A similar Agreement between the Company and the Government of New South Wales, dated 16th January 1901, contains in clause 18 a similar undertaking.
There is no Agreement with the States of Victoria and Queensland, as in these two States the Government handles the business and adjusts with the Company in Adelaide.
At the inception of Federation the Commonwealth Government assumed the powers and liabilities the States exercised previously, and it is assumed by the Company that the Commonwealth Government is subject to the condition laid down in the State Agreement. Should this assumption be correct the Company would probably be held either to be exempt from income tax under the Commonwealth scheme, or it may under the terms of the Agreement require to be recouped to the amount of tax paid if it were demanded by this Department.
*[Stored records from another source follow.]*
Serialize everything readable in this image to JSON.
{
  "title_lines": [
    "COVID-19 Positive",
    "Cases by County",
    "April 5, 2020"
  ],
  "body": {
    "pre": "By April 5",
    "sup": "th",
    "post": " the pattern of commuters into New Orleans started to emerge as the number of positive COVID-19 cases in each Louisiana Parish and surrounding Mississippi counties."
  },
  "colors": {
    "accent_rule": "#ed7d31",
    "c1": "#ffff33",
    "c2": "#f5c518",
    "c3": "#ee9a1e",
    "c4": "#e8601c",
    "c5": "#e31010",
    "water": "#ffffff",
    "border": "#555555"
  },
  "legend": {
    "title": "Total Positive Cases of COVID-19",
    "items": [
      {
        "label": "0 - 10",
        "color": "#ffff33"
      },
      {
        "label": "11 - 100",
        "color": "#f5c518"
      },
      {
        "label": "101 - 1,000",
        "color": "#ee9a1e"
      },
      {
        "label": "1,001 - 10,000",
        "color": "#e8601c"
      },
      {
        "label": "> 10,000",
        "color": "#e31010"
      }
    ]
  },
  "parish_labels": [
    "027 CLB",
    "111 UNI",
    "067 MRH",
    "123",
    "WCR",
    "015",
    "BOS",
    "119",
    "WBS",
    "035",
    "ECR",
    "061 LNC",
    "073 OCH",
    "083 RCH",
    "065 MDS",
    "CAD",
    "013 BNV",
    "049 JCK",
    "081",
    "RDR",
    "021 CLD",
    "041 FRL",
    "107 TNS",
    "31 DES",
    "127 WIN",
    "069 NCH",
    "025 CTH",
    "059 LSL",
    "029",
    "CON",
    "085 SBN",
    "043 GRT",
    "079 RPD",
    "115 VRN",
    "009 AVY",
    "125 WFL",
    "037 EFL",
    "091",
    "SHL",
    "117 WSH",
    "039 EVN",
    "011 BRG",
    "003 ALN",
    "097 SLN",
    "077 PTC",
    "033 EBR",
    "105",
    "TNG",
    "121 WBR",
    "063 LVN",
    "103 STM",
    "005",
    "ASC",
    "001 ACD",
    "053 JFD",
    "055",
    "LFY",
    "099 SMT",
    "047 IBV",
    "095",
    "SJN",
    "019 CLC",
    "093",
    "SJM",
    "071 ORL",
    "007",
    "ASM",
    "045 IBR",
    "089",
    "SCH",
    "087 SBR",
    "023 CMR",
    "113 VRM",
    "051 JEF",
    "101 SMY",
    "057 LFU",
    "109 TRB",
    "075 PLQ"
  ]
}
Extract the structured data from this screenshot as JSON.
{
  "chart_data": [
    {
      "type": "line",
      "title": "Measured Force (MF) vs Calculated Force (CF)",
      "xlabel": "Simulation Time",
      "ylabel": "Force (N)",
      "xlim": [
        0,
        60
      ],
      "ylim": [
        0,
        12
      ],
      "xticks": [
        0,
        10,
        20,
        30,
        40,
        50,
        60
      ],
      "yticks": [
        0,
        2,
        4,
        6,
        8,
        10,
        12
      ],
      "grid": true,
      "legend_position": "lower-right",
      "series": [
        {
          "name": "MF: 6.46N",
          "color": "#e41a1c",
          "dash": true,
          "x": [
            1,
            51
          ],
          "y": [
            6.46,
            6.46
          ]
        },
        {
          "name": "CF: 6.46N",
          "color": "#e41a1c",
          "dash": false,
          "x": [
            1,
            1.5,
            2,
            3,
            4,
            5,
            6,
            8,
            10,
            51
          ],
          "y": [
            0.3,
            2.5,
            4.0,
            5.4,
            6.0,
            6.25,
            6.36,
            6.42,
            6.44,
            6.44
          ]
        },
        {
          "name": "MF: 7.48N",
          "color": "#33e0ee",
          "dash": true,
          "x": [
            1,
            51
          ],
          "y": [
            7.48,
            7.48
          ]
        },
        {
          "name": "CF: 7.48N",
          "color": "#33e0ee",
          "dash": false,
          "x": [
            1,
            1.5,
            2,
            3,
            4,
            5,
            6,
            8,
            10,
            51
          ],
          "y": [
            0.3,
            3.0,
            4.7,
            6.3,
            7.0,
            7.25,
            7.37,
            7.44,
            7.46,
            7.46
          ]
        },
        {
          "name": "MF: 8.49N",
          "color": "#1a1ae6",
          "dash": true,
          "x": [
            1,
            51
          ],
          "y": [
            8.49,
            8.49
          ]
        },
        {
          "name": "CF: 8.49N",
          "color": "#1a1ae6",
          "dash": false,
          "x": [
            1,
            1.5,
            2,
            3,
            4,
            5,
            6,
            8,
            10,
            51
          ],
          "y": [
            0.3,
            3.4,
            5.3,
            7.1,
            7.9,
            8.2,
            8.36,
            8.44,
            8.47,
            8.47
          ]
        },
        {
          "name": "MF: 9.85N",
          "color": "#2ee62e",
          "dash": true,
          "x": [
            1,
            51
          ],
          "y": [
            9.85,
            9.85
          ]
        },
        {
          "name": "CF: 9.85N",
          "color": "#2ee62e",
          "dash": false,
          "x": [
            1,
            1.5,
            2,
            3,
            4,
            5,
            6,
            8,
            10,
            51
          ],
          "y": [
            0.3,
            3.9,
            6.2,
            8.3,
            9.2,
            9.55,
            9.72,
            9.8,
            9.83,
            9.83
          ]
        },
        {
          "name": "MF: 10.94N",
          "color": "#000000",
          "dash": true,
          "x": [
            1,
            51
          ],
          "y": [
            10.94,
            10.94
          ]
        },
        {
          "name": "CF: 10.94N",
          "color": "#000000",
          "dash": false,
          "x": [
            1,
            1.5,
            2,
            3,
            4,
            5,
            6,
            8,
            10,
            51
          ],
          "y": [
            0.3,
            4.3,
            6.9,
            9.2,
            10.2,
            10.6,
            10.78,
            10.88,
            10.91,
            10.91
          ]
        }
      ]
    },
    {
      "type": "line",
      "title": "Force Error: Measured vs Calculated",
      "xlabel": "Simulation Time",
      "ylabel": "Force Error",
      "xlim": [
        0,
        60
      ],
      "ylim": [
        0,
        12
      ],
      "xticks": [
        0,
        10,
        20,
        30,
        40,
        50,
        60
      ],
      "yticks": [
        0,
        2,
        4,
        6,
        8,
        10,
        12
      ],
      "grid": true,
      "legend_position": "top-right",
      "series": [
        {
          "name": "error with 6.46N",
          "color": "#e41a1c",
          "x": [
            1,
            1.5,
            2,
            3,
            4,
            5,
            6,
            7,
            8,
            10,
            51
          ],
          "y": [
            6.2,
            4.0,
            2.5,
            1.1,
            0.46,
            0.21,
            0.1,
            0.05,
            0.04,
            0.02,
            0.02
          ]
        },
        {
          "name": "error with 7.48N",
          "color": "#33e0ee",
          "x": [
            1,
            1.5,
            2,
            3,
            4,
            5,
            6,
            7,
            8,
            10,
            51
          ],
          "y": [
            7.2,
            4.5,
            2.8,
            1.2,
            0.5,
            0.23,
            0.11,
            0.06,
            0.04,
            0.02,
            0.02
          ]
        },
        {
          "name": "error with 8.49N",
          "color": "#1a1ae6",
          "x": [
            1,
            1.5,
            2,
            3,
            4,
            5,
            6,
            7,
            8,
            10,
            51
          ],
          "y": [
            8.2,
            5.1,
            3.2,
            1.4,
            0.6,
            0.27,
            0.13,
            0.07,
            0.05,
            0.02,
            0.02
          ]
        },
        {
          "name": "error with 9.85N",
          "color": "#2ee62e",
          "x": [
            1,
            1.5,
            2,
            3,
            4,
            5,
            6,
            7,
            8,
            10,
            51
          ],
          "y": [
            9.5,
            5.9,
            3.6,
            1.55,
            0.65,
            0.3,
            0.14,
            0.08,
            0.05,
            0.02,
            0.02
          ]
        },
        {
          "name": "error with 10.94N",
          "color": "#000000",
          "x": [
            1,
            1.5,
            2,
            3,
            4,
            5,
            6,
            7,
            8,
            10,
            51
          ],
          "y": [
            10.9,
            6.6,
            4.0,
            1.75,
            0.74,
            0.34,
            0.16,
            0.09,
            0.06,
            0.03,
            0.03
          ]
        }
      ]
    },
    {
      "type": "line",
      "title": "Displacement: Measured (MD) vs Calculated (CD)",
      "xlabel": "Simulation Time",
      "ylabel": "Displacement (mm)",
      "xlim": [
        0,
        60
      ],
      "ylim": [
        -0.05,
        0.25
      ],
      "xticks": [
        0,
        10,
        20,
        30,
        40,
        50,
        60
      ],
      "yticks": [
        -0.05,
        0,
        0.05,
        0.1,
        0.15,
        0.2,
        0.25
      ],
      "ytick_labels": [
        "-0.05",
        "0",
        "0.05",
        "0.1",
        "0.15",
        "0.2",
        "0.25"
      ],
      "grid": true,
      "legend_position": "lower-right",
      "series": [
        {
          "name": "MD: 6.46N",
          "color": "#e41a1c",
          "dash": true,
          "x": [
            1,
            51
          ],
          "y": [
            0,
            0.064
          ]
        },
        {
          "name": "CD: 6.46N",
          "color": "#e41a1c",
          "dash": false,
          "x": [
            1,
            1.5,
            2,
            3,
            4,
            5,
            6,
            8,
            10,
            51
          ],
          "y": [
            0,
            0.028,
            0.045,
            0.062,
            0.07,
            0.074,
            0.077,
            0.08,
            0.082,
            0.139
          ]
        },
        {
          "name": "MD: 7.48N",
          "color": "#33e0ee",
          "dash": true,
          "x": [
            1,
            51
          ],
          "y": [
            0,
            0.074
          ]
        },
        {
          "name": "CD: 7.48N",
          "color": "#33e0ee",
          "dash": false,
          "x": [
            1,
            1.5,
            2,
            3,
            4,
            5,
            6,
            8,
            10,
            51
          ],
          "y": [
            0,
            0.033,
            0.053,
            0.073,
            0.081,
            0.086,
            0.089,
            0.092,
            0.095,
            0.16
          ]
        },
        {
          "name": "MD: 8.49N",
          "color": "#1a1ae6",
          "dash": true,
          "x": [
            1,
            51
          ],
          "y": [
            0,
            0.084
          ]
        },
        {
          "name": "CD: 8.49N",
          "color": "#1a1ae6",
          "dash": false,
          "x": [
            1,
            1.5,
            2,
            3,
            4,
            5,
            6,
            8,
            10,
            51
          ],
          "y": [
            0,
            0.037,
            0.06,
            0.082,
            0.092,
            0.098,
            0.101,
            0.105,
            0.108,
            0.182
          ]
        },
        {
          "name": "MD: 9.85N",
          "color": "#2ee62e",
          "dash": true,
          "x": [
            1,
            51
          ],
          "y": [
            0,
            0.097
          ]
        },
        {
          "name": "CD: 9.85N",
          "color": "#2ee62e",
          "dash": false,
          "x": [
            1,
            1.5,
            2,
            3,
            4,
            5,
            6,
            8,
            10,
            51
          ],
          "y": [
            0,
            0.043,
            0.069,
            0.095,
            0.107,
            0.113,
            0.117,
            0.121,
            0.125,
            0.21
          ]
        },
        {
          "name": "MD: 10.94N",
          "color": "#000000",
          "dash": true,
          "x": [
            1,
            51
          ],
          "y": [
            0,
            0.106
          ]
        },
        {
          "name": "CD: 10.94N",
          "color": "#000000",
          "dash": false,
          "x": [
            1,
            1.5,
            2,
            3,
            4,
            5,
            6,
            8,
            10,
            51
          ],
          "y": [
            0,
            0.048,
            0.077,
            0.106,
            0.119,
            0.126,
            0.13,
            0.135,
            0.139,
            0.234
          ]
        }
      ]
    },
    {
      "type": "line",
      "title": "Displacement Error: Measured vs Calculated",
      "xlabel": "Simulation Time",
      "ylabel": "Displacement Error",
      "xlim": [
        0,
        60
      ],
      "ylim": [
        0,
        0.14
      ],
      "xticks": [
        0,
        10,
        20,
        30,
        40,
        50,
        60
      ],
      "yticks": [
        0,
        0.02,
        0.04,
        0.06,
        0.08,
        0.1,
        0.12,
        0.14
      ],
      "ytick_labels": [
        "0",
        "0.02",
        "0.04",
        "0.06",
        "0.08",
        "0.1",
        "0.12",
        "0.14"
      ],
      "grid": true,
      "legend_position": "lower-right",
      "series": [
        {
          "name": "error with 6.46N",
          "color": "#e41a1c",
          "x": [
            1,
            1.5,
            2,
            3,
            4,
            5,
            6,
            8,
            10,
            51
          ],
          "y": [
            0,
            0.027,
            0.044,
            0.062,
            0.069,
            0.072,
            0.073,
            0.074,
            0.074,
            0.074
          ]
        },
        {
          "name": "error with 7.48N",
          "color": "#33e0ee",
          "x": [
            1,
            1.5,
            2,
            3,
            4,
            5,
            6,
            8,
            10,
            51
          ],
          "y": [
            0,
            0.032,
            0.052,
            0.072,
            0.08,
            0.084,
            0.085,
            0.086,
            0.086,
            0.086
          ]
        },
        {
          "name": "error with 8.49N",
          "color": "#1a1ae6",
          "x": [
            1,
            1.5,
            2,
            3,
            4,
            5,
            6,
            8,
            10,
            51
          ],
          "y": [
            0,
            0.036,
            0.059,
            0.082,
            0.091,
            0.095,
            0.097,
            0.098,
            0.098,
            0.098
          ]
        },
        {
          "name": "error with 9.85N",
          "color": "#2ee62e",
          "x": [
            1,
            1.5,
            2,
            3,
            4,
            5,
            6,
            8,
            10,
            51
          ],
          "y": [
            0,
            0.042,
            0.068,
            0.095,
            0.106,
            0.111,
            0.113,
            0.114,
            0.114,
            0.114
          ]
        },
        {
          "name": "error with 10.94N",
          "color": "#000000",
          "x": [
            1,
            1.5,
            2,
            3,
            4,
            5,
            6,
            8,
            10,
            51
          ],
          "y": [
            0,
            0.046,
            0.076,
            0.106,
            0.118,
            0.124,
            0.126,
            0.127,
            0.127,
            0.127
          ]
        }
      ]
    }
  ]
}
So far as the liabilities of shareholders of the Company are concerned there is no specific exemption that could be extended to them under the terms of the Agreements that have been exhibited, but in view of the peculiar relations between the Governments and the Company, it appears desirable to have the whole matter determined before insisting upon any of the shareholders paying a tax in respect of the income derived from this source. A great many of the shareholders are resident in England-they number, I understand, about 7,000.
In view of these facts I should be glad to be favoured with advice as to the course to be pursued.
The agreement in question was entered into between the Company and the States of South Australia, Western Australia and Tasmania.
At Federation the Commonwealth took over the control of the postal, telegraphic and telephonic services, and in so doing would take over such of the obligations imposed on the States under the agreement with the Company as were applicable to the powers of the Commonwealth.
The control of the Customs having passed exclusively to the Commonwealth, the obligation of refunding customs duties under the agreement would rest on the Commonwealth.
The Commonwealth, however, does not assume any obligations except those that were previously obligations on the State, but are now, owing to the division of powers under Federation, applicable to the Commonwealth instead of the States.
The rates and taxes referred to in clause 19 of the agreement are rates and taxes imposed by the State, and the obligation of recouping the Company would only rest on the Commonwealth to the extent to which these rates and taxes related to matters which had come under the control of the Commonwealth.
A Commonwealth income tax is not a tax of this class, and is not, I think, within the class of the taxes referred to in clause 19 of the agreement.
In my opinion, under the agreement of 14 April 1900, the Company is not exempt from Commonwealth income tax, nor is the Commonwealth liable to recoup the Company for any income tax which may have been paid by the Company.